Second, the replacement framing sets up an evaluation framework — "does the AI perform as well as a pathologist?" — that asks the wrong question. The right question is "does the AI, used as a tool by a pathologist, produce better diagnostic outcomes than the pathologist working without it?" These are different questions, and the answer to the second is often yes even when the answer to the first is mixed. A pathologist who reviews a pre-computed algorithmic Ki-67 hotspot score with a supporting spatial heatmap is making a different and often better-informed decision than a pathologist estimating the same score manually under time pressure — even if the algorithm's standalone performance on a benchmark dataset is slightly below the expert panel average.

We are not saying that AI performance benchmarks are unimportant. They are important — they are the evidence that the algorithm can be trusted as an input.

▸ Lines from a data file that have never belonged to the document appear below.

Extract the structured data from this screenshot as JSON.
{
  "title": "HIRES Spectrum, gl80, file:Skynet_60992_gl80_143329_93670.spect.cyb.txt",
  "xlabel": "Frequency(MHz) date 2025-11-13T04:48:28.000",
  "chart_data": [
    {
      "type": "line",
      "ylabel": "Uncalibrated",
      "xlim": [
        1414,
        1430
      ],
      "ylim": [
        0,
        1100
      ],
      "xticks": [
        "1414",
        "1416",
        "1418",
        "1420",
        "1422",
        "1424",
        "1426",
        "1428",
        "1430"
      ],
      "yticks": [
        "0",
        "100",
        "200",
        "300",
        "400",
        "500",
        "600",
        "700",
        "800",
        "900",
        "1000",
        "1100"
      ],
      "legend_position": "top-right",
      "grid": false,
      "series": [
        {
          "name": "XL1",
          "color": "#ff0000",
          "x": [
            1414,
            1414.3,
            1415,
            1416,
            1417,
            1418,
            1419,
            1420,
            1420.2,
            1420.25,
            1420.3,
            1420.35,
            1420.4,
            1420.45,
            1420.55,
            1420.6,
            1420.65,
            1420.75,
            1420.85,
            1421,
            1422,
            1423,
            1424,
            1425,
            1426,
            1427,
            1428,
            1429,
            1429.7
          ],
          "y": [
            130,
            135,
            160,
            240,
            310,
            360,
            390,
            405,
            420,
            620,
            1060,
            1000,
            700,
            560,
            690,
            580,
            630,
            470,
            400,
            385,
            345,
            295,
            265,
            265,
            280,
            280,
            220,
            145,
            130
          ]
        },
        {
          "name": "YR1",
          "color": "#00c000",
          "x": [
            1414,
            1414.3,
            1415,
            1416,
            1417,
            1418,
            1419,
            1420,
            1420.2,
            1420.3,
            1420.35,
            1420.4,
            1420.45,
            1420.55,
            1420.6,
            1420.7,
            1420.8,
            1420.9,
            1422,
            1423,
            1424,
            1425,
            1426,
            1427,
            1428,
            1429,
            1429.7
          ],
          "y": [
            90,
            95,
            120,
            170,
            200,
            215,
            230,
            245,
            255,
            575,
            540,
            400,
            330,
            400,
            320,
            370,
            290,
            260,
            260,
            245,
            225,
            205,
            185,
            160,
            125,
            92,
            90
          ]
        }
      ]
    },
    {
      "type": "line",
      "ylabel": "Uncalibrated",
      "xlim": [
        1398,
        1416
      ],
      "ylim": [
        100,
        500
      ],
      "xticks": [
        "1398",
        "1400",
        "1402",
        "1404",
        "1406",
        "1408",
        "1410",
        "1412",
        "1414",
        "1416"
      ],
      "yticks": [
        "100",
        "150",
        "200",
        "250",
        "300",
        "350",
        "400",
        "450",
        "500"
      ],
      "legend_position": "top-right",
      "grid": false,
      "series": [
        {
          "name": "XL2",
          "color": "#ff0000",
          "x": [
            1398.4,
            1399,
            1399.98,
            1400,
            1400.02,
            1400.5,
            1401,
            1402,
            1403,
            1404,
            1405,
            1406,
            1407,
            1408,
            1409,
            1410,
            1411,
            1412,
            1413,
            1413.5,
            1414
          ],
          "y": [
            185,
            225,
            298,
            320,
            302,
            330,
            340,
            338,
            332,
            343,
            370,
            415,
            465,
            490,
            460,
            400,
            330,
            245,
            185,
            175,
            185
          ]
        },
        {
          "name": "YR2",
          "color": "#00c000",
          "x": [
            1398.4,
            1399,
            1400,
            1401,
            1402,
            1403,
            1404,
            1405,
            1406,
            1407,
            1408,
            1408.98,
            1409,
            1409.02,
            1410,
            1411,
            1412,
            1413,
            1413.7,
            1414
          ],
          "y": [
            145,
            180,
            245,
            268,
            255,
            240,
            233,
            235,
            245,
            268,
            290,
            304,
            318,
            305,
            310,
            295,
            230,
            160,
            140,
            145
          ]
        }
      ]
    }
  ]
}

What we are saying is that benchmarks measure algorithm performance in isolation, and clinical utility requires the algorithm to work in a workflow context alongside a pathologist who brings judgment that the algorithm cannot replicate.

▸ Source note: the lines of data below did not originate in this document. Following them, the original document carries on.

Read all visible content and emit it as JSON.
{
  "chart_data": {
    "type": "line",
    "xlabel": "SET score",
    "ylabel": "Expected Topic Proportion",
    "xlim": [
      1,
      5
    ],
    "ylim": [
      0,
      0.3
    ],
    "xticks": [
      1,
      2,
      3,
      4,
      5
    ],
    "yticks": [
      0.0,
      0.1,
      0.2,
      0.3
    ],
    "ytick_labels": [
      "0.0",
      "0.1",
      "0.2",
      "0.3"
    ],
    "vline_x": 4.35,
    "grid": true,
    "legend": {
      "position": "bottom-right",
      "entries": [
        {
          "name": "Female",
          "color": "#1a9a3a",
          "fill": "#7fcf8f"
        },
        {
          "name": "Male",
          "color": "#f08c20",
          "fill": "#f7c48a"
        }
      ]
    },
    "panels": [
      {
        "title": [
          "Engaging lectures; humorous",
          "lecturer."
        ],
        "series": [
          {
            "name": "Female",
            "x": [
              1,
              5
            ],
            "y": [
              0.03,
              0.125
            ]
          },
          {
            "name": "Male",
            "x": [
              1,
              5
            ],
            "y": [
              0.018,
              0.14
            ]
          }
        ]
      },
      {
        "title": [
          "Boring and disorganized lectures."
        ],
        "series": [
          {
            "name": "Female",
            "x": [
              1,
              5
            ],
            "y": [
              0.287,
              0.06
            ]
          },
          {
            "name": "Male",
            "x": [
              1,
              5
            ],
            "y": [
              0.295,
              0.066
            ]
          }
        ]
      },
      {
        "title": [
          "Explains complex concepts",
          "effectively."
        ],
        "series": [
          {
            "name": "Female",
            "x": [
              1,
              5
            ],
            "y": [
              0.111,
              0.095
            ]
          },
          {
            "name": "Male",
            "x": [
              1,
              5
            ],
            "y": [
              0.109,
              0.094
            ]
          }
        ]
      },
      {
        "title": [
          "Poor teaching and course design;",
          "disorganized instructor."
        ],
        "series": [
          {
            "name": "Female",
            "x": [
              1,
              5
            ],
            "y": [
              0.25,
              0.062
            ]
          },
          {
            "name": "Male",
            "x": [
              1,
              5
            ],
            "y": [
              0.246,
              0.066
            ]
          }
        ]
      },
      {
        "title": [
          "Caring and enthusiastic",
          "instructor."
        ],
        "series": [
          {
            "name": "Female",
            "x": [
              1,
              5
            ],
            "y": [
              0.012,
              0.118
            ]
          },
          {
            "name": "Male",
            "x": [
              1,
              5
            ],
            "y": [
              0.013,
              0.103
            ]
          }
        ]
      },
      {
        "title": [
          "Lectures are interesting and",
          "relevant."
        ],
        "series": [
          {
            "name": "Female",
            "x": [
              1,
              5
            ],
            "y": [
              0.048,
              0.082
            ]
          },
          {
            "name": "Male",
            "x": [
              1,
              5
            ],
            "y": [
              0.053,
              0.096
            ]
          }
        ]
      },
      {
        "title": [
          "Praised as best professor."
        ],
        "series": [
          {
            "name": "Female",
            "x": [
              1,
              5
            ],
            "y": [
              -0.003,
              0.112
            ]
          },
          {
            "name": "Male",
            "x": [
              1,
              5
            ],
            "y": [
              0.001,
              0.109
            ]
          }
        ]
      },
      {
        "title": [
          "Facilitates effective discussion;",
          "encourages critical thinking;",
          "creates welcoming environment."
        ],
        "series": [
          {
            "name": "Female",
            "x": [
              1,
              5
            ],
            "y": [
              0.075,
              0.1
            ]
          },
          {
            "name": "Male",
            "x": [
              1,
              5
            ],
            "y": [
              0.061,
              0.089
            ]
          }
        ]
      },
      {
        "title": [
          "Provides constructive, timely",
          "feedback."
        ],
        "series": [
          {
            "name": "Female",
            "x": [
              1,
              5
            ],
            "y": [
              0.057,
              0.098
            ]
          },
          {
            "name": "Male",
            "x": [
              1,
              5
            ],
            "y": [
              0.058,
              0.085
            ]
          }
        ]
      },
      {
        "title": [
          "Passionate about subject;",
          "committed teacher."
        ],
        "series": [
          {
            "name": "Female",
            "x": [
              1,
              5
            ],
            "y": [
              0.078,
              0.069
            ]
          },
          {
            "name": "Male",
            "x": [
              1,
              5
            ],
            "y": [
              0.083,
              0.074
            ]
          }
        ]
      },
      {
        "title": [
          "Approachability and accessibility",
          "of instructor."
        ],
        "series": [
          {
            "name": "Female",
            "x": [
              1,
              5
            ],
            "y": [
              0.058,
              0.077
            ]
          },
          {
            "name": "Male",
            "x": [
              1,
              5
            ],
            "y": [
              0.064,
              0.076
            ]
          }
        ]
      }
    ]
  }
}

What Automation Should Actually Target

The tasks in IHC pathology review that are legitimate targets for automation share specific characteristics: they are well-defined (the scoring criteria are published and explicit), they are repetitive (the same visual counting task applied to hundreds of cells per slide), they are time-consuming relative to their cognitive demand (a pathologist spending 20 minutes counting Ki-67-positive nuclei in a hotspot region is consuming expert time on a data collection task), and they are a source of reproducibility problems (manual counting introduces intra- and inter-observer variability that is structurally avoidable).

Manual IHC quantification meets all four criteria. Diagnostic synthesis — interpreting what the score means, integrating it with the histomorphology, making the final diagnostic call — meets none of them. The automation target is narrow and specific, and staying within that boundary is both more honest and more practically effective than claiming a broader scope.

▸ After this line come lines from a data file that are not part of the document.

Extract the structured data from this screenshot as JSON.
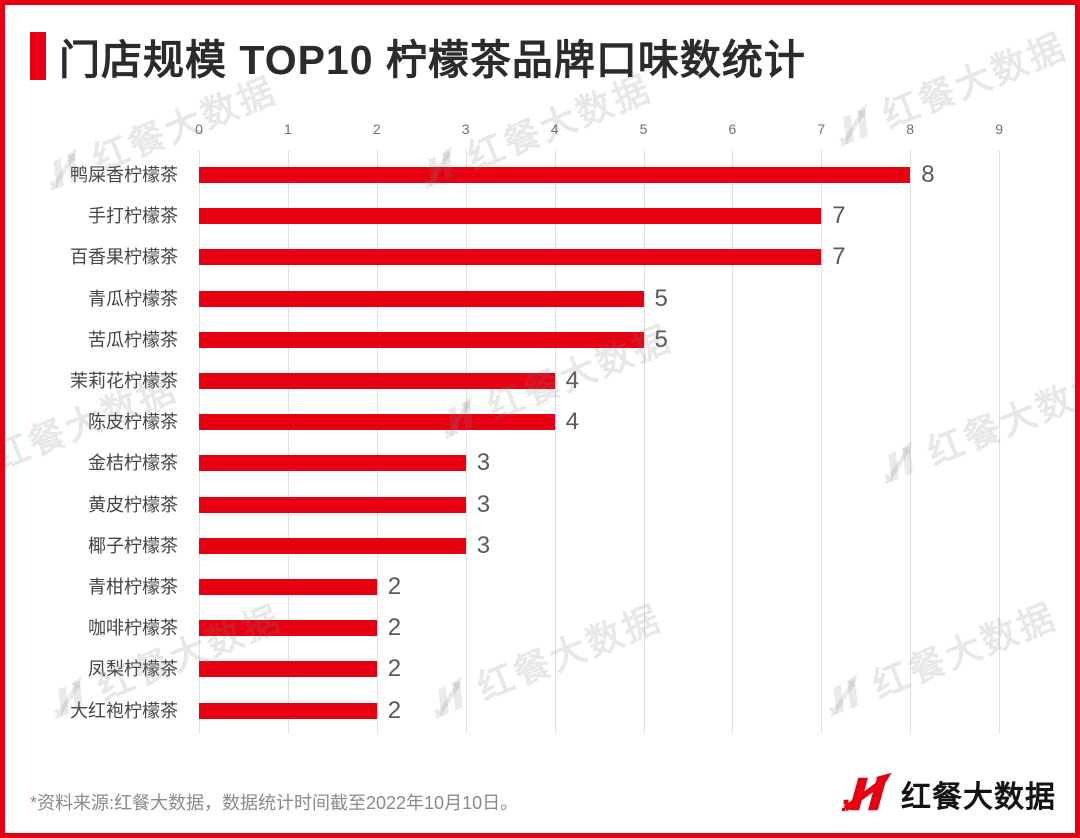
{
  "page": {
    "border_color": "#e60012",
    "background": "#ffffff"
  },
  "header": {
    "title": "门店规模 TOP10 柠檬茶品牌口味数统计",
    "marker_color": "#e60012"
  },
  "chart_data": {
    "type": "bar",
    "orientation": "horizontal",
    "title": "门店规模 TOP10 柠檬茶品牌口味数统计",
    "categories": [
      "鸭屎香柠檬茶",
      "手打柠檬茶",
      "百香果柠檬茶",
      "青瓜柠檬茶",
      "苦瓜柠檬茶",
      "茉莉花柠檬茶",
      "陈皮柠檬茶",
      "金桔柠檬茶",
      "黄皮柠檬茶",
      "椰子柠檬茶",
      "青柑柠檬茶",
      "咖啡柠檬茶",
      "凤梨柠檬茶",
      "大红袍柠檬茶"
    ],
    "values": [
      8,
      7,
      7,
      5,
      5,
      4,
      4,
      3,
      3,
      3,
      2,
      2,
      2,
      2
    ],
    "xlabel": "",
    "ylabel": "",
    "xlim": [
      0,
      9
    ],
    "x_ticks": [
      0,
      1,
      2,
      3,
      4,
      5,
      6,
      7,
      8,
      9
    ],
    "grid": true,
    "legend": false,
    "value_labels": true,
    "bar_color": "#e60012",
    "gridline_color": "#e0e0e0",
    "tick_color": "#707070",
    "category_label_color": "#454545",
    "value_label_color": "#5a5a5a"
  },
  "footer": {
    "source_note": "*资料来源:红餐大数据，数据统计时间截至2022年10月10日。",
    "logo_text": "红餐大数据"
  },
  "watermark": {
    "text": "红餐大数据"
  }
}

The Accountability Architecture

In a well-designed clinical workflow, the algorithmic IHC score is an input that the pathologist reviews, evaluates, and incorporates into — or overrides in — the final report. The pathologist signs off. The diagnostic report is the pathologist's, not the algorithm's. This is not a limitation of the tool; it is the correct architecture for a clinical decision support tool in a high-stakes medical context.

The CLIA lab framework, FDA's digital health guidance, and the professional standards of pathology all converge on this point: software produces measurements, pathologists make diagnoses. A tool designed around this architecture — where the algorithm provides precise, reproducible, supporting data and the pathologist provides clinical judgment — is more likely to be adopted, more likely to be trusted, and more likely to be used correctly than one designed around the fantasy of full automation.

At Synthia, we built around this architecture from the start. The scoring output includes the discrete grade, the continuous underlying probability, the spatial cell-level heatmap, and the count of positive and negative nuclei — everything a pathologist needs to verify and evaluate the score, not just accept it. The pathologist's sign-off is a required step in every workflow we design for. That is not a concession to regulation. It is a design principle, because a tool that pathologists trust and actively engage with will do more good than one that they tolerate and work around.

Pathology AI that makes pathologists more capable of doing the work that requires their expertise is worth building. Pathology AI that tries to substitute for that expertise is, at best, premature — and the hype cycle around it costs us real clinical adoption of real tools that really help.